2.    Pengembangan tanggung jawab social (social responbility).
3.    Mempertahankan jati diri dan tidak mudah untuk terombang-ambing oleh pesatnya  perkembangan informasi dan teknologi.
4.    Menciptakan persaingan yang sehat.
5.    Menerapkan konsep “pembangunan berkelanjutan”.
6.    Menghindari sifat 5K (Katabelece, Kongkalikong, Koneksi, Kolusi, dan Komisi).
7.    Mampu menyatakan yang benar itu benar.
8.    Menumbuhkan sikap saling percaya antara golongan pengusaha kuat dan golongan pengusaha ke bawah.
9.    Konsekuen dan konsisten dengan aturan main yang telah disepakati bersama.
10. Menumbuhkembangkan kesadaran dan rasa memiliki terhadap apa yang telah disepakati.
11.  Perlu adanya sebagian etika bisnis yang dituangkan dalam suatu hokum positif yang
12. berupa peraturan perundang-undangan.

2.  Tujuan Etika Dalam Dunia Bisnis
Etika bisnis ini tingkatannya lebih luas jika dibanding dengan ketentuan yang sudah diatur berdasarkan hukum yang berlaku, bahkan jika dibandingkan dengan standar minimal dari ketentuan hukum maka etika bisnis menjadi standar atau ukuran yang lebih tinggi. Hal ini dikarenakan, dalam kegiatan berbisnis tidak jarang kita jumpai adanya bagian abu-abu dan tidak diatur berdasarkan ketentuan hukum.

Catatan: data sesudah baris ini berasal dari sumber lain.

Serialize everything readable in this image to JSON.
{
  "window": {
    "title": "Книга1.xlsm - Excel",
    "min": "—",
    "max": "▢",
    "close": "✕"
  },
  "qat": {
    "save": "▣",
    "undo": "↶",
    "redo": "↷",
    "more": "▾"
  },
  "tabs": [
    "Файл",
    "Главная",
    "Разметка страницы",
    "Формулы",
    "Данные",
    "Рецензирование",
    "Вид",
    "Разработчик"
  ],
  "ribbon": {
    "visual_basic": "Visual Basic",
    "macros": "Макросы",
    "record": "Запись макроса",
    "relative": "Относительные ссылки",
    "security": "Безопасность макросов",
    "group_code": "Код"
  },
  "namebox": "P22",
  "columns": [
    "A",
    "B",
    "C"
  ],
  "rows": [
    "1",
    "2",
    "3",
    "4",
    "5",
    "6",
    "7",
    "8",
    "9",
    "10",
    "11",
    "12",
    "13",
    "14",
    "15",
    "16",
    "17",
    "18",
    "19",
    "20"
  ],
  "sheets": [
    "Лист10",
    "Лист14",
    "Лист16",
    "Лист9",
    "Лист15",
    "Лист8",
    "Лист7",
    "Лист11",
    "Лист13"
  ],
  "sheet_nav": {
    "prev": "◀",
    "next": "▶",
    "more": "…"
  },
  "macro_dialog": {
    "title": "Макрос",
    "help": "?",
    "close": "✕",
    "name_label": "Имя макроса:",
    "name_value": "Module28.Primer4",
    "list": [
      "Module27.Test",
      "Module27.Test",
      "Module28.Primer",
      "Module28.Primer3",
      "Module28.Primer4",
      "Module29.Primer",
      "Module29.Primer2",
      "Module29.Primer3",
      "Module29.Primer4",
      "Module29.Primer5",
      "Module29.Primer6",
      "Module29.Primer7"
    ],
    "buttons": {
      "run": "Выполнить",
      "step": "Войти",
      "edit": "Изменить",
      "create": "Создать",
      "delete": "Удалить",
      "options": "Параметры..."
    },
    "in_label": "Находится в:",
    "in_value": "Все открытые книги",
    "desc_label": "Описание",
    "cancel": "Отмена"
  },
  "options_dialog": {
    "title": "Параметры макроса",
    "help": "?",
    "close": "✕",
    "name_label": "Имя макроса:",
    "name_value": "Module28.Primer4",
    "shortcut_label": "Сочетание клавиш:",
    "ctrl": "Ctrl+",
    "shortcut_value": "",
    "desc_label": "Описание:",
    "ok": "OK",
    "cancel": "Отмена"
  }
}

3.  Peran Etika Dalam Dunia Bisnis
Menurut Richard De George, bila perusahaan ingin sukses/berhasil maka perusahaan itu memerlukan 3 hal pokok yakni :
1. Memiliki produk yang baik.
2. Memiliki managemen yang baik
3. Memiliki etika
Serta tiga aspek pokok dari bisnis yaitu : dari sudut pandang ekonomi, hukum dan etika.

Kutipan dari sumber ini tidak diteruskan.